面白かった。感覚的には、吉田豪のインタビュー集を読んでる感じに近い。タイトル通り、古今東西一生使い切れないくらいの金を手にした人がどのように振る舞うかを1位から100位まで描いており、千差万別で興味深いし、割と世界史の勉強にもなるという優れもの。湯水のように金を使う人、有り余る資産に全く手を付けずにケチな生活をした人、一代で莫大な富を得た人、逆に一代で名家の富を使い尽くした人、慈善事業に尽くす人、私利私欲や愛人に尽くす人、家族に一切の財産を残さない人、引きこもりの生活を送る人、ホントにさまざま。中でも、名前が良く知られた人についてはトリビアにもなるのでちょっとメモ。

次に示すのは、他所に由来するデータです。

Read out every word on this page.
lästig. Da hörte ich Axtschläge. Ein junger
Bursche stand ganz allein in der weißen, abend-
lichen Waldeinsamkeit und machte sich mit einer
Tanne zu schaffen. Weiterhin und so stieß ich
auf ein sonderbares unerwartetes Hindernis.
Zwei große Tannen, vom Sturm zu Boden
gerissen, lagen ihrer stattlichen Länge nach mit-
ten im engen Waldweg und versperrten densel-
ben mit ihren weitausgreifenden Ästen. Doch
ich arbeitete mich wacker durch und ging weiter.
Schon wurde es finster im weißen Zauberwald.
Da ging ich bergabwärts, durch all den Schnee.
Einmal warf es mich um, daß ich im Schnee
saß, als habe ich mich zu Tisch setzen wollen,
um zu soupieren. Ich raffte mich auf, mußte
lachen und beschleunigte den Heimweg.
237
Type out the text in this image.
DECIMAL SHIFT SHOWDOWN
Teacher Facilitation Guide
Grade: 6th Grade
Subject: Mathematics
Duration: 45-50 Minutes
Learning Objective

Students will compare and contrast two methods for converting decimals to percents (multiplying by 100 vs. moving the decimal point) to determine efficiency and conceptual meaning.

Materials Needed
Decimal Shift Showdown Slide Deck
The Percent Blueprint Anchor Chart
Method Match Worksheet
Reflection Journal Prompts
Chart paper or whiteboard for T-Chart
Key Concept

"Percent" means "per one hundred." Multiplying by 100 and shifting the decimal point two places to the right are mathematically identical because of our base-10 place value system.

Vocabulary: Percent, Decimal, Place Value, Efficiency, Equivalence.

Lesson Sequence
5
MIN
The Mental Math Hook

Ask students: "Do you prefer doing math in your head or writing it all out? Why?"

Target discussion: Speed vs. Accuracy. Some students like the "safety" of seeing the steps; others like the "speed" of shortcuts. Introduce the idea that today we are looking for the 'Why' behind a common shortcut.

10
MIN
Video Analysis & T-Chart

・自分を絨毯にくるませて、貢物としてカエサルに献上し、彼を心酔させたクレオパトラの知略。自分の財力を誇示するため、カエサルの前で真珠を一粒酸で溶かし、それをスープにして飲み干したとか(世界一高価なスープ!!)。

・石油王でありながら、孫が誘拐され、脅しとして孫の耳を切り取られて送り付けられても身代金を払わずに躊躇した猜疑心の塊ジャンポールゲッティ。でも、犬には優しかったり、自分のコレクションを飾る美術館を建立するためには金に全く躊躇しないという。

・学校に通えず、貧困の中から一代でのし上がり、成功してからはアメリカの各地に図書館を立てることに尽くした慈善家であり鉄鋼王でもあるカーネギー。幼くして現場で働いていた彼にとって、図書館は唯一の知へのアクセスであったとか。「図書館は私の大学だ」という言葉、素晴らしいなあ。

・全米一の金持ち石油王でありながら(現代のビル・ゲイツをはるかに凌ぐらしい)、敬虔なクリスチャンで、煙草やコーヒーなど嗜好品に一切手を出さず、一度だけ毛皮の高価な手袋を買ってしまったことを生涯悔やんだという極端すぎる吝嗇家・初代ロックフェラー。

・権力と金と有り余る性欲を欲しいまま満たし、孫から「王冠をかぶった娼婦だった」とい言わしめたエカテリーナ2世。数百人の愛人を抱え、十数人の子供は全員種違いらしい。

この辺だけでもお腹いっぱいだが、もっともっとたくさん面白エピソードあるのでかなり楽しめる良書。